The third and final piece in this jigsaw is exceptional customer engagement.
Bonnet says sports company Nike provides a perfect example.
“It had already built up strong capabilities in social listening and mass customisation when it decided to take this to a new level in 2010 when it established Nike Digital Sport. This linked its digital efforts together more tightly, with teams of marketers, designers and IT specialists working together to develop digital innovations.”
Testing concepts
At Nike Digital Sport, product designers test concepts through social media, while analysts mine vast quantities of data gathered from the company’s digital products and marketing efforts.
The goal is to create a centre that can reflect – and even shape – rapidly evolving customer preferences.
Nike is admittedly a sexy example but digital transformation can happen in even the dullest of companies, it seems.
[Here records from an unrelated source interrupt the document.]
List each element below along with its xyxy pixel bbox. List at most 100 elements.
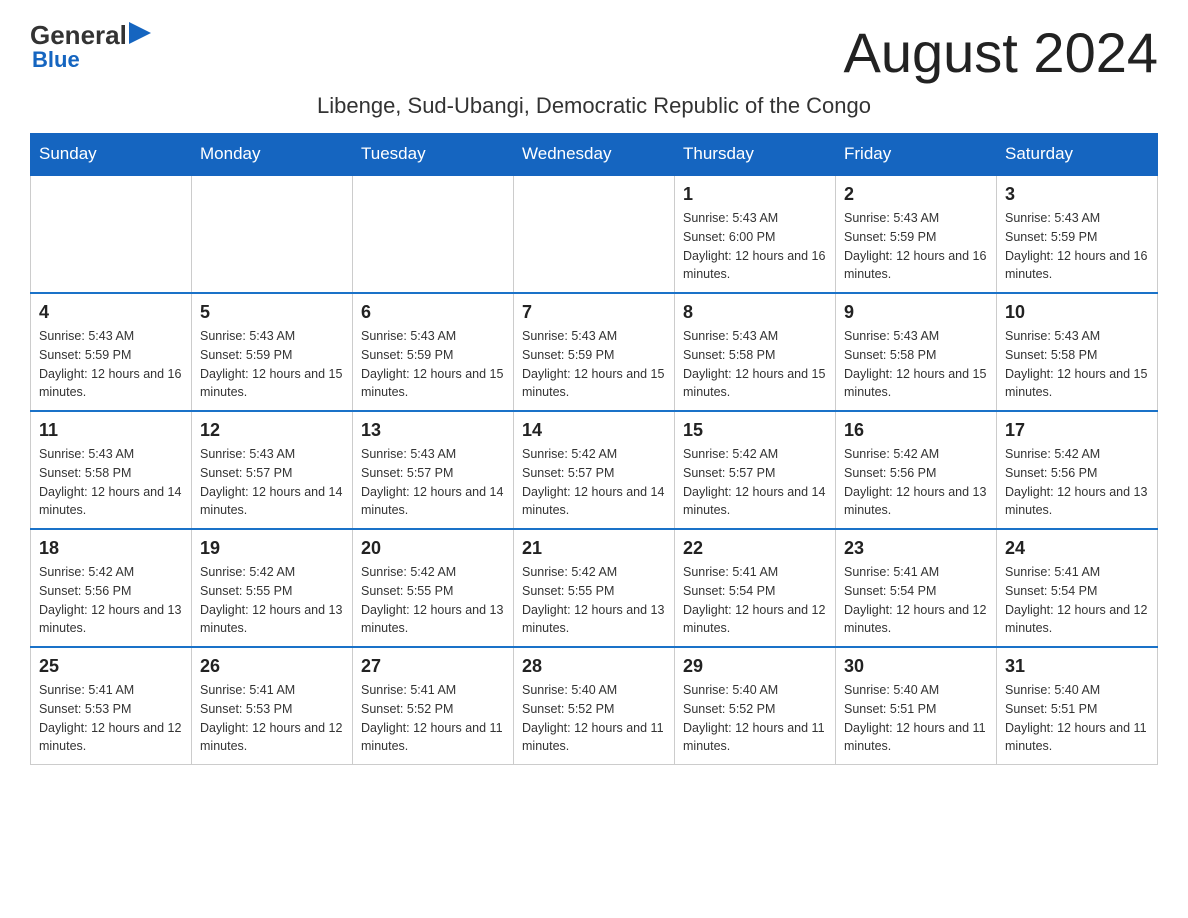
calendar-week-4: 18Sunrise: 5:42 AM Sunset: 5:56 PM Dayli… bbox=[31, 529, 1158, 647]
calendar-cell bbox=[353, 175, 514, 293]
day-number: 12 bbox=[200, 420, 344, 441]
day-number: 5 bbox=[200, 302, 344, 323]
calendar-cell: 31 Sunrise: 5:40 AM Sunset: 5:51 PM Dayli… bbox=[997, 647, 1158, 765]
day-info: Sunrise: 5:43 AM Sunset: 5:59 PM Dayligh… bbox=[39, 327, 183, 402]
day-info: Sunrise: 5:43 AM Sunset: 5:57 PM Dayligh… bbox=[200, 445, 344, 520]
calendar-cell: 29Sunrise: 5:40 AM Sunset: 5:52 PM Dayli… bbox=[675, 647, 836, 765]
day-info: Sunrise: 5:40 AM Sunset: 5:52 PM Dayligh… bbox=[522, 681, 666, 756]
calendar-week-5: 25 Sunrise: 5:41 AM Sunset: 5:53 PM Dayli… bbox=[31, 647, 1158, 765]
day-info: Sunrise: 5:42 AM Sunset: 5:55 PM Dayligh… bbox=[361, 563, 505, 638]
calendar-cell: 15 Sunrise: 5:42 AM Sunset: 5:57 PM Dayli… bbox=[675, 411, 836, 529]
day-info: Sunrise: 5:42 AM Sunset: 5:55 PM Dayligh… bbox=[522, 563, 666, 638]
calendar-cell: 23 Sunrise: 5:41 AM Sunset: 5:54 PM Dayli… bbox=[836, 529, 997, 647]
day-info: Sunrise: 5:43 AM Sunset: 5:59 PM Dayligh… bbox=[522, 327, 666, 402]
weekday-header-friday: Friday bbox=[836, 134, 997, 176]
day-info: Sunrise: 5:43 AM Sunset: 6:00 PM Dayligh… bbox=[683, 209, 827, 284]
day-number: 8 bbox=[683, 302, 827, 323]
day-info: Sunrise: 5:42 AM Sunset: 5:57 PM Dayligh… bbox=[683, 445, 827, 520]
day-number: 13 bbox=[361, 420, 505, 441]
weekday-header-saturday: Saturday bbox=[997, 134, 1158, 176]
calendar-cell: 9Sunrise: 5:43 AM Sunset: 5:58 PM Daylig… bbox=[836, 293, 997, 411]
weekday-header-monday: Monday bbox=[192, 134, 353, 176]
calendar-cell: 21 Sunrise: 5:42 AM Sunset: 5:55 PM Dayli… bbox=[514, 529, 675, 647]
day-info: Sunrise: 5:40 AM Sunset: 5:51 PM Dayligh… bbox=[844, 681, 988, 756]
calendar-week-1: 1 Sunrise: 5:43 AM Sunset: 6:00 PM Daylig… bbox=[31, 175, 1158, 293]
day-info: Sunrise: 5:42 AM Sunset: 5:56 PM Dayligh… bbox=[844, 445, 988, 520]
weekday-header-thursday: Thursday bbox=[675, 134, 836, 176]
calendar-cell: 20 Sunrise: 5:42 AM Sunset: 5:55 PM Dayli… bbox=[353, 529, 514, 647]
calendar-cell: 3 Sunrise: 5:43 AM Sunset: 5:59 PM Daylig… bbox=[997, 175, 1158, 293]
day-number: 10 bbox=[1005, 302, 1149, 323]
day-number: 17 bbox=[1005, 420, 1149, 441]
calendar-cell bbox=[31, 175, 192, 293]
calendar-cell: 2 Sunrise: 5:43 AM Sunset: 5:59 PM Daylig… bbox=[836, 175, 997, 293]
page-header: General Blue August 2024 bbox=[30, 20, 1158, 85]
calendar-body: 1 Sunrise: 5:43 AM Sunset: 6:00 PM Daylig… bbox=[31, 175, 1158, 765]
day-info: Sunrise: 5:43 AM Sunset: 5:59 PM Dayligh… bbox=[844, 209, 988, 284]
logo-arrow-icon bbox=[129, 22, 151, 44]
day-info: Sunrise: 5:40 AM Sunset: 5:52 PM Dayligh… bbox=[683, 681, 827, 756]
day-number: 27 bbox=[361, 656, 505, 677]
day-number: 26 bbox=[200, 656, 344, 677]
calendar-cell: 13 Sunrise: 5:43 AM Sunset: 5:57 PM Dayli… bbox=[353, 411, 514, 529]
weekday-header-wednesday: Wednesday bbox=[514, 134, 675, 176]
day-number: 31 bbox=[1005, 656, 1149, 677]
calendar-cell: 14 Sunrise: 5:42 AM Sunset: 5:57 PM Dayli… bbox=[514, 411, 675, 529]
day-number: 15 bbox=[683, 420, 827, 441]
calendar-cell: 5Sunrise: 5:43 AM Sunset: 5:59 PM Daylig… bbox=[192, 293, 353, 411]
day-info: Sunrise: 5:43 AM Sunset: 5:58 PM Dayligh… bbox=[39, 445, 183, 520]
day-number: 25 bbox=[39, 656, 183, 677]
weekday-header-sunday: Sunday bbox=[31, 134, 192, 176]
day-info: Sunrise: 5:42 AM Sunset: 5:56 PM Dayligh… bbox=[1005, 445, 1149, 520]
day-number: 3 bbox=[1005, 184, 1149, 205]
day-number: 28 bbox=[522, 656, 666, 677]
day-info: Sunrise: 5:43 AM Sunset: 5:59 PM Dayligh… bbox=[361, 327, 505, 402]
day-info: Sunrise: 5:41 AM Sunset: 5:54 PM Dayligh… bbox=[844, 563, 988, 638]
calendar-cell bbox=[192, 175, 353, 293]
calendar-cell: 4Sunrise: 5:43 AM Sunset: 5:59 PM Daylig… bbox=[31, 293, 192, 411]
calendar-cell: 18Sunrise: 5:42 AM Sunset: 5:56 PM Dayli… bbox=[31, 529, 192, 647]
calendar-cell: 8 Sunrise: 5:43 AM Sunset: 5:58 PM Daylig… bbox=[675, 293, 836, 411]
day-number: 9 bbox=[844, 302, 988, 323]
day-number: 16 bbox=[844, 420, 988, 441]
logo: General Blue bbox=[30, 20, 151, 73]
calendar-cell: 11Sunrise: 5:43 AM Sunset: 5:58 PM Dayli… bbox=[31, 411, 192, 529]
day-number: 1 bbox=[683, 184, 827, 205]
day-number: 23 bbox=[844, 538, 988, 559]
calendar-cell: 6Sunrise: 5:43 AM Sunset: 5:59 PM Daylig… bbox=[353, 293, 514, 411]
day-number: 2 bbox=[844, 184, 988, 205]
calendar-cell: 19Sunrise: 5:42 AM Sunset: 5:55 PM Dayli… bbox=[192, 529, 353, 647]
location-title: Libenge, Sud-Ubangi, Democratic Republic… bbox=[30, 93, 1158, 119]
calendar-header-row: SundayMondayTuesdayWednesdayThursdayFrid… bbox=[31, 134, 1158, 176]
calendar-cell: 28 Sunrise: 5:40 AM Sunset: 5:52 PM Dayli… bbox=[514, 647, 675, 765]
day-info: Sunrise: 5:41 AM Sunset: 5:52 PM Dayligh… bbox=[361, 681, 505, 756]
weekday-header-tuesday: Tuesday bbox=[353, 134, 514, 176]
day-info: Sunrise: 5:42 AM Sunset: 5:57 PM Dayligh… bbox=[522, 445, 666, 520]
day-info: Sunrise: 5:43 AM Sunset: 5:58 PM Dayligh… bbox=[1005, 327, 1149, 402]
calendar-cell: 16 Sunrise: 5:42 AM Sunset: 5:56 PM Dayli… bbox=[836, 411, 997, 529]
day-info: Sunrise: 5:43 AM Sunset: 5:58 PM Dayligh… bbox=[683, 327, 827, 402]
day-info: Sunrise: 5:42 AM Sunset: 5:55 PM Dayligh… bbox=[200, 563, 344, 638]
day-number: 14 bbox=[522, 420, 666, 441]
calendar-cell: 25 Sunrise: 5:41 AM Sunset: 5:53 PM Dayli… bbox=[31, 647, 192, 765]
day-info: Sunrise: 5:43 AM Sunset: 5:57 PM Dayligh… bbox=[361, 445, 505, 520]
day-info: Sunrise: 5:41 AM Sunset: 5:53 PM Dayligh… bbox=[39, 681, 183, 756]
day-number: 20 bbox=[361, 538, 505, 559]
day-number: 30 bbox=[844, 656, 988, 677]
day-info: Sunrise: 5:43 AM Sunset: 5:59 PM Dayligh… bbox=[1005, 209, 1149, 284]
calendar-cell: 24Sunrise: 5:41 AM Sunset: 5:54 PM Dayli… bbox=[997, 529, 1158, 647]
calendar-cell: 27 Sunrise: 5:41 AM Sunset: 5:52 PM Dayli… bbox=[353, 647, 514, 765]
day-info: Sunrise: 5:40 AM Sunset: 5:51 PM Dayligh… bbox=[1005, 681, 1149, 756]
day-number: 18 bbox=[39, 538, 183, 559]
calendar-cell bbox=[514, 175, 675, 293]
month-title: August 2024 bbox=[844, 20, 1158, 85]
logo-blue: Blue bbox=[32, 47, 151, 73]
day-number: 21 bbox=[522, 538, 666, 559]
calendar-cell: 26Sunrise: 5:41 AM Sunset: 5:53 PM Dayli… bbox=[192, 647, 353, 765]
calendar-cell: 10 Sunrise: 5:43 AM Sunset: 5:58 PM Dayli… bbox=[997, 293, 1158, 411]
day-number: 22 bbox=[683, 538, 827, 559]
day-number: 7 bbox=[522, 302, 666, 323]
calendar-week-2: 4Sunrise: 5:43 AM Sunset: 5:59 PM Daylig… bbox=[31, 293, 1158, 411]
day-info: Sunrise: 5:41 AM Sunset: 5:54 PM Dayligh… bbox=[683, 563, 827, 638]
day-info: Sunrise: 5:41 AM Sunset: 5:54 PM Dayligh… bbox=[1005, 563, 1149, 638]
Chilean mining firm Codelco, one of the largest producers of copper in the world, found it hard to get young workers to travel from the main cities in Chile to work in remotely located mines but it found that necessity could be the mother of invention.
It started employing remote technologies, initially to monitor the mines, then to do overground work with robots. Buoyed by this success, it then deployed the robots to work underground.
“This transformed the business as drilling that was unsuitable for humans, for safety reasons, for example, now became practicable,” Bonnet notes. “There was no road-map for this but changing the mind-set has had enormously positive effects.”
Codelco is an example where employees engaged with the deployment of the technology, something that doesn’t always happen.
“There’s a big difference between deployment and adoption,” Bonnet observes. “There is no point investing in technology if you don’t get buy-in, so smart companies realise that putting the infrastructure in is only a fraction of the cost of having it widely adopted.”
A common mistake is to pay for the technology then skimp on the training and follow-through to ensure that it provides the real return on investment that only comes when it is embedded into the culture of the organisation.
Having the right metrics is important – ones that focus on getting true business value, he adds. These can include collaboration among actively engaged users, smarter decision-making, increased sharing of best practices and sustained behaviour change.
Despite the currently fashionable management guru advice to “let a thousand flowers bloom”, Bonnet says that he and his colleagues saw no evidence of “bottom-up” business transformation and that typically, transformative change into digital mastery involved a visionary leader working with just a handful of senior managers. Leading from the front and spreading the vision often involves risk, however.
Vent frustrations
The book details how
Peter Aceto
, chief executive of ING Direct Canada, encourages employees to vent their frustrations with the company’s digital transformation efforts directly with him.
“We may not have solved major business issues by having this bitch session but with my support, employees know that it is safe to be heard, that dialogue is encouraged and feedback is actionable,” he notes.
Bonnet, who is a speaker at next month’s Mindshare Business Breakfast at the BT Young Scientist & Technology Exhibition at the RDS in Dublin, concludes that in the next 10 years, industries, economies and societies will be transformed by technologies that until recently have only existed in the realms of science fiction.
“Becoming a digital master is challenging but there has never been a better time,” he says. “The longer you wait, the more difficult it will become.”